I received the sad news after the show, in a nearby bar, that my services were likely to be dispensed with at the end of this calendar year as there is a long stint with no work in the early part of 2013. If “long stint” can describe 6 weeks off! But the tour dates in Japan, South America and a couple of other planned trips utilise local tour managers and there is little for me to do. Except, perhaps learn Japanese.
To tell the truth (as I always try – if bluntly – to do) I am rather relieved that it seems to be drawing to a close. I had a whiff of the likely termination during the gap between the US tours but thought it merely gossip and blether. But now, it seems that your trusty gofer, fixer and loyal laundry-facilitator is about to join the ranks of the greasy and unwashed unemployed. Norman Tebbitt sent a note yesterday to my home offering his thoughts, prayers and the loan of a bicycle which I might use to go in search of work until I find it……

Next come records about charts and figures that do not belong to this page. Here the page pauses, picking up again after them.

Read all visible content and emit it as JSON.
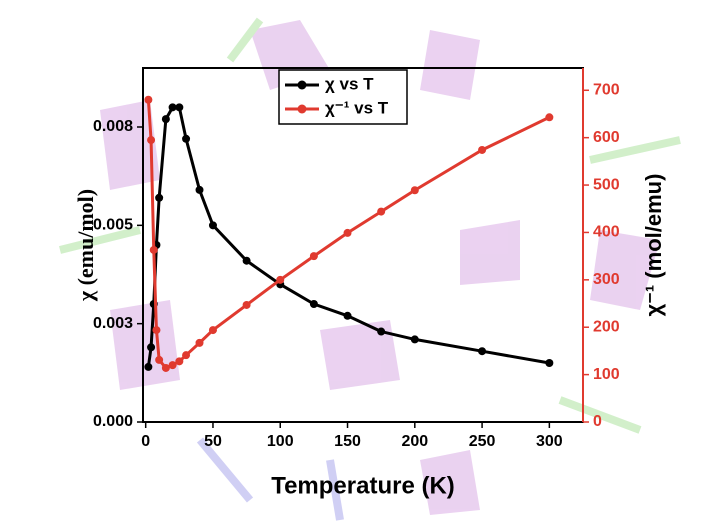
{
  "chart_data": {
    "type": "line",
    "xlabel": "Temperature (K)",
    "ylabel": "χ (emu/mol)",
    "y2label": "χ⁻¹ (mol/emu)",
    "x": [
      2,
      4,
      6,
      8,
      10,
      15,
      20,
      25,
      30,
      40,
      50,
      75,
      100,
      125,
      150,
      175,
      200,
      250,
      300
    ],
    "series": [
      {
        "name": "χ vs T",
        "color": "#000000",
        "axis": "y",
        "values": [
          0.0014,
          0.0019,
          0.003,
          0.0045,
          0.0057,
          0.0077,
          0.008,
          0.008,
          0.0072,
          0.0059,
          0.005,
          0.0041,
          0.0035,
          0.003,
          0.0027,
          0.0023,
          0.0021,
          0.0018,
          0.0015
        ]
      },
      {
        "name": "χ⁻¹ vs T",
        "color": "#e03a2f",
        "axis": "y2",
        "values": [
          680,
          595,
          363,
          194,
          131,
          114,
          120,
          128,
          141,
          167,
          194,
          247,
          300,
          350,
          399,
          444,
          489,
          574,
          643
        ]
      }
    ],
    "xlim": [
      -2,
      325
    ],
    "xticks": [
      0,
      50,
      100,
      150,
      200,
      250,
      300
    ],
    "ylim": [
      0,
      0.009
    ],
    "yticks": [
      {
        "value": 0,
        "label": "0.000"
      },
      {
        "value": 0.0025,
        "label": "0.003"
      },
      {
        "value": 0.005,
        "label": "0.005"
      },
      {
        "value": 0.0075,
        "label": "0.008"
      }
    ],
    "y2lim": [
      0,
      747
    ],
    "y2ticks": [
      0,
      100,
      200,
      300,
      400,
      500,
      600,
      700
    ],
    "legend": "upper-center"
  }
}
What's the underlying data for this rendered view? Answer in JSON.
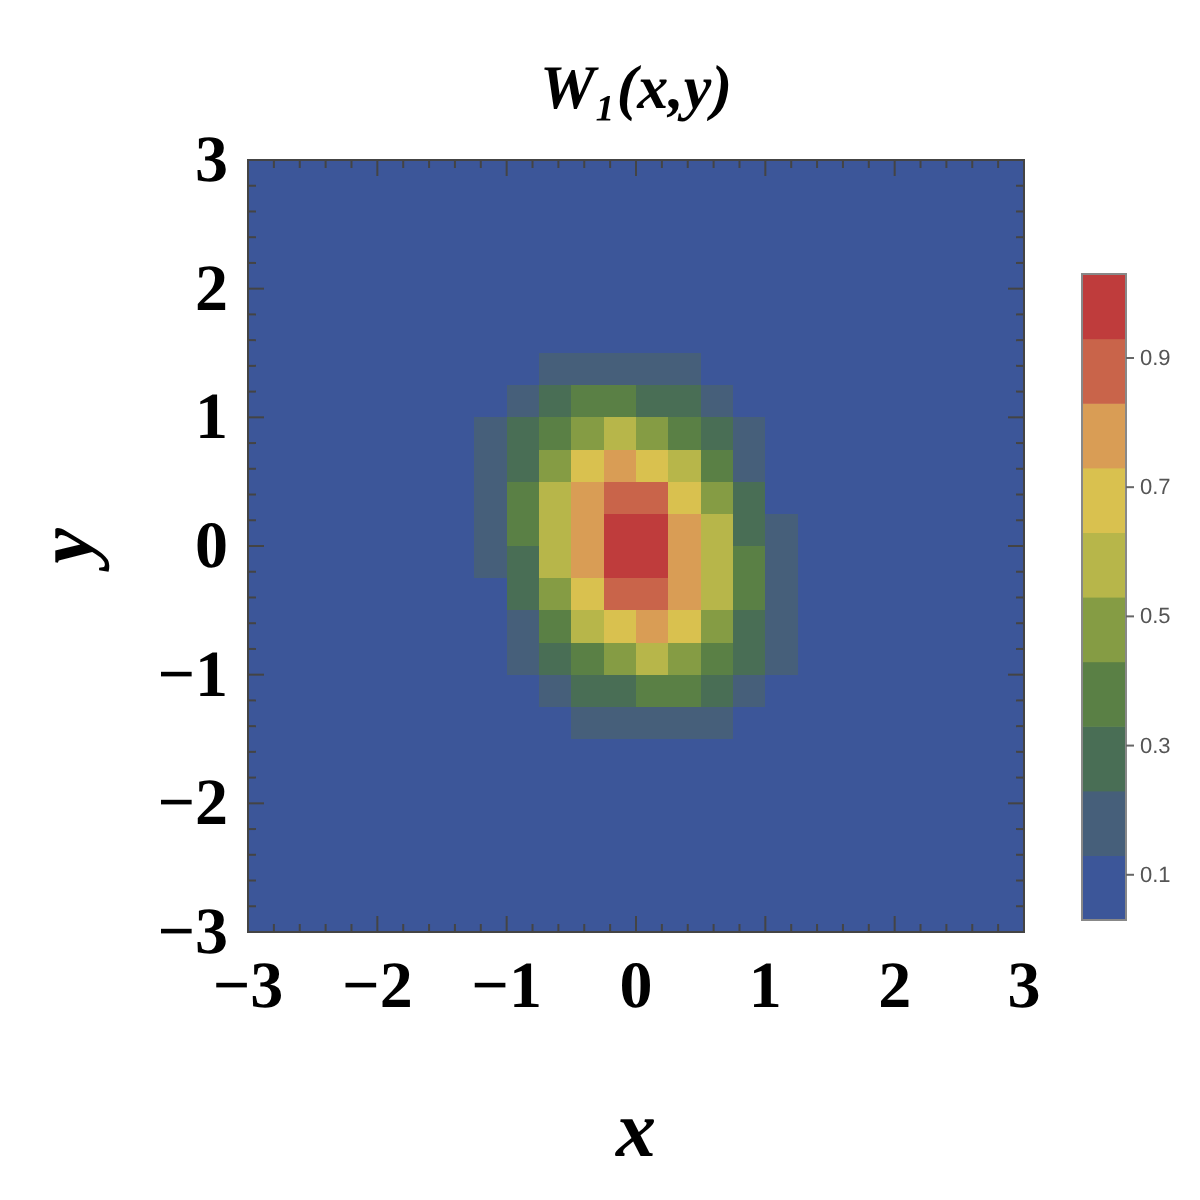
{
  "chart_data": {
    "type": "heatmap",
    "title": "W₁(x,y)",
    "xlabel": "x",
    "ylabel": "y",
    "xlim": [
      -3,
      3
    ],
    "ylim": [
      -3,
      3
    ],
    "xticks": [
      {
        "value": -3,
        "label": "−3"
      },
      {
        "value": -2,
        "label": "−2"
      },
      {
        "value": -1,
        "label": "−1"
      },
      0,
      1,
      2,
      3
    ],
    "yticks": [
      {
        "value": -3,
        "label": "−3"
      },
      {
        "value": -2,
        "label": "−2"
      },
      {
        "value": -1,
        "label": "−1"
      },
      0,
      1,
      2,
      3
    ],
    "clim": [
      0.03,
      1.03
    ],
    "cticks": [
      0.1,
      0.3,
      0.5,
      0.7,
      0.9
    ],
    "colors": [
      "#3c5699",
      "#465f7a",
      "#496e55",
      "#5a8045",
      "#859c44",
      "#b7b64a",
      "#d9c14f",
      "#d99d55",
      "#c9644a",
      "#bf3c3c"
    ],
    "cells": [
      [
        0,
        0,
        0,
        0,
        0,
        0,
        0,
        0,
        0,
        0,
        0,
        0,
        0,
        0,
        0,
        0,
        0,
        0,
        0,
        0,
        0,
        0,
        0,
        0
      ],
      [
        0,
        0,
        0,
        0,
        0,
        0,
        0,
        0,
        0,
        0,
        0,
        0,
        0,
        0,
        0,
        0,
        0,
        0,
        0,
        0,
        0,
        0,
        0,
        0
      ],
      [
        0,
        0,
        0,
        0,
        0,
        0,
        0,
        0,
        0,
        0.01,
        0.01,
        0.01,
        0,
        0,
        0,
        0,
        0,
        0,
        0,
        0,
        0,
        0,
        0,
        0
      ],
      [
        0,
        0,
        0,
        0,
        0,
        0,
        0.01,
        0.01,
        0.02,
        0.02,
        0.03,
        0.03,
        0.02,
        0.01,
        0.01,
        0,
        0,
        0,
        0,
        0,
        0,
        0,
        0,
        0
      ],
      [
        0,
        0,
        0,
        0,
        0,
        0,
        0.01,
        0.02,
        0.04,
        0.05,
        0.06,
        0.06,
        0.05,
        0.03,
        0.02,
        0.01,
        0,
        0,
        0,
        0,
        0,
        0,
        0,
        0
      ],
      [
        0,
        0,
        0,
        0,
        0,
        0.01,
        0.02,
        0.04,
        0.07,
        0.1,
        0.12,
        0.12,
        0.1,
        0.07,
        0.04,
        0.02,
        0.01,
        0,
        0,
        0,
        0,
        0,
        0,
        0
      ],
      [
        0,
        0,
        0,
        0,
        0,
        0.01,
        0.03,
        0.07,
        0.12,
        0.17,
        0.21,
        0.22,
        0.19,
        0.14,
        0.08,
        0.04,
        0.02,
        0.01,
        0,
        0,
        0,
        0,
        0,
        0
      ],
      [
        0,
        0,
        0,
        0,
        0,
        0.02,
        0.05,
        0.1,
        0.18,
        0.27,
        0.34,
        0.36,
        0.32,
        0.24,
        0.15,
        0.08,
        0.03,
        0.01,
        0,
        0,
        0,
        0,
        0,
        0
      ],
      [
        0,
        0,
        0,
        0,
        0,
        0.02,
        0.06,
        0.13,
        0.25,
        0.38,
        0.5,
        0.54,
        0.5,
        0.38,
        0.24,
        0.13,
        0.06,
        0.02,
        0.01,
        0,
        0,
        0,
        0,
        0
      ],
      [
        0,
        0,
        0,
        0,
        0,
        0.03,
        0.07,
        0.16,
        0.31,
        0.49,
        0.66,
        0.73,
        0.68,
        0.54,
        0.35,
        0.19,
        0.09,
        0.03,
        0.01,
        0,
        0,
        0,
        0,
        0
      ],
      [
        0,
        0,
        0,
        0,
        0,
        0.03,
        0.08,
        0.18,
        0.35,
        0.57,
        0.77,
        0.89,
        0.85,
        0.69,
        0.46,
        0.26,
        0.12,
        0.05,
        0.02,
        0,
        0,
        0,
        0,
        0
      ],
      [
        0,
        0,
        0,
        0,
        0,
        0.03,
        0.07,
        0.17,
        0.35,
        0.59,
        0.83,
        0.97,
        0.96,
        0.79,
        0.55,
        0.32,
        0.15,
        0.06,
        0.02,
        0,
        0,
        0,
        0,
        0
      ],
      [
        0,
        0,
        0,
        0,
        0,
        0.02,
        0.06,
        0.15,
        0.32,
        0.55,
        0.79,
        0.96,
        0.97,
        0.83,
        0.59,
        0.35,
        0.17,
        0.07,
        0.03,
        0,
        0,
        0,
        0,
        0
      ],
      [
        0,
        0,
        0,
        0,
        0,
        0.02,
        0.05,
        0.12,
        0.26,
        0.46,
        0.69,
        0.85,
        0.89,
        0.77,
        0.57,
        0.35,
        0.18,
        0.08,
        0.03,
        0,
        0,
        0,
        0,
        0
      ],
      [
        0,
        0,
        0,
        0,
        0,
        0.01,
        0.03,
        0.09,
        0.19,
        0.35,
        0.54,
        0.68,
        0.73,
        0.66,
        0.49,
        0.31,
        0.16,
        0.07,
        0.03,
        0,
        0,
        0,
        0,
        0
      ],
      [
        0,
        0,
        0,
        0,
        0,
        0.01,
        0.02,
        0.06,
        0.13,
        0.24,
        0.38,
        0.5,
        0.54,
        0.5,
        0.38,
        0.25,
        0.13,
        0.06,
        0.02,
        0,
        0,
        0,
        0,
        0
      ],
      [
        0,
        0,
        0,
        0,
        0,
        0,
        0.01,
        0.03,
        0.08,
        0.15,
        0.24,
        0.32,
        0.36,
        0.34,
        0.27,
        0.18,
        0.1,
        0.05,
        0.02,
        0,
        0,
        0,
        0,
        0
      ],
      [
        0,
        0,
        0,
        0,
        0,
        0,
        0.01,
        0.02,
        0.04,
        0.08,
        0.14,
        0.19,
        0.22,
        0.21,
        0.17,
        0.12,
        0.07,
        0.03,
        0.01,
        0,
        0,
        0,
        0,
        0
      ],
      [
        0,
        0,
        0,
        0,
        0,
        0,
        0,
        0.01,
        0.02,
        0.04,
        0.07,
        0.1,
        0.12,
        0.12,
        0.1,
        0.07,
        0.04,
        0.02,
        0.01,
        0,
        0,
        0,
        0,
        0
      ],
      [
        0,
        0,
        0,
        0,
        0,
        0,
        0,
        0,
        0.01,
        0.02,
        0.03,
        0.05,
        0.06,
        0.06,
        0.05,
        0.04,
        0.02,
        0.01,
        0,
        0,
        0,
        0,
        0,
        0
      ],
      [
        0,
        0,
        0,
        0,
        0,
        0,
        0,
        0,
        0,
        0.01,
        0.01,
        0.02,
        0.03,
        0.03,
        0.02,
        0.02,
        0.01,
        0.01,
        0,
        0,
        0,
        0,
        0,
        0
      ],
      [
        0,
        0,
        0,
        0,
        0,
        0,
        0,
        0,
        0,
        0,
        0,
        0,
        0.01,
        0.01,
        0.01,
        0,
        0,
        0,
        0,
        0,
        0,
        0,
        0,
        0
      ],
      [
        0,
        0,
        0,
        0,
        0,
        0,
        0,
        0,
        0,
        0,
        0,
        0,
        0,
        0,
        0,
        0,
        0,
        0,
        0,
        0,
        0,
        0,
        0,
        0
      ],
      [
        0,
        0,
        0,
        0,
        0,
        0,
        0,
        0,
        0,
        0,
        0,
        0,
        0,
        0,
        0,
        0,
        0,
        0,
        0,
        0,
        0,
        0,
        0,
        0
      ]
    ]
  }
}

Whilst stacking the shelves at the local Waitrose might be a short-term option, I rather fancy being the old lag who rounds up abandoned trolleys in the car park and repatriates them to the pit lane for rejoining the final lap in the Christmas Grand Prix Food-shopping debacle. Which really is the case since the Old Bag tells me that the local Waitrose management, in its infinite wisdom, has completely reorganised the counters and displays so the experience is back to front and all the regular shoppers are in a frantic muddle to find their weekly supplies. And bad-tempered, to boot, as there is nothing like the enraged Waitrose Senior Citizen customer on a rant and rampage through the hallowed aisles of the Most Holy Church Of Waitrose, a John Lewis Company. Some, it is rumoured, bring their own trolleys with Roman Chariot-like blades on the wheels to snap at the heels of the dodderers and the indecisive. And sharp pointy studs on the front of the basket for parting the Red Sea in the fruit and veg aisle. One – Mrs Harbottle, QC retired, of Little Grunting – has a bicycle bell which she mounts on the front (and an electric cattle prod too, no doubt). Not seen her myself as she goes on Wednesdays, I’m told. Friday shopper me. Old Bag has a thing about poking at the beef and inspecting the dead, vacant eyes of the fish while looking for the best of everything before the weekend. Freeze the lot, I say and eat when you want.
I’ll try to manage another of these before the end of the tour and you perhaps don’t hear from me again. Although – and it is just an although – I might get back to writing again in the New Year to try my hand at songwriting. Picked up a few tricks on these tours and strummed a few dodgy chords on Ryan’s dressing room guitar when he wasn’t looking. I’ve got this great riff on the go currently….. I can just imagine it cranking up the opening cadences of a new concept album of Progressive Rock. Or Progressive Metal, perhaps, since I have a secret and unfulfilled hankering for the tightness of trouser and the toss of mane.
Over and Out. GB signing off.
PS: Da-da-da-da daaah da…. Or has that been done before?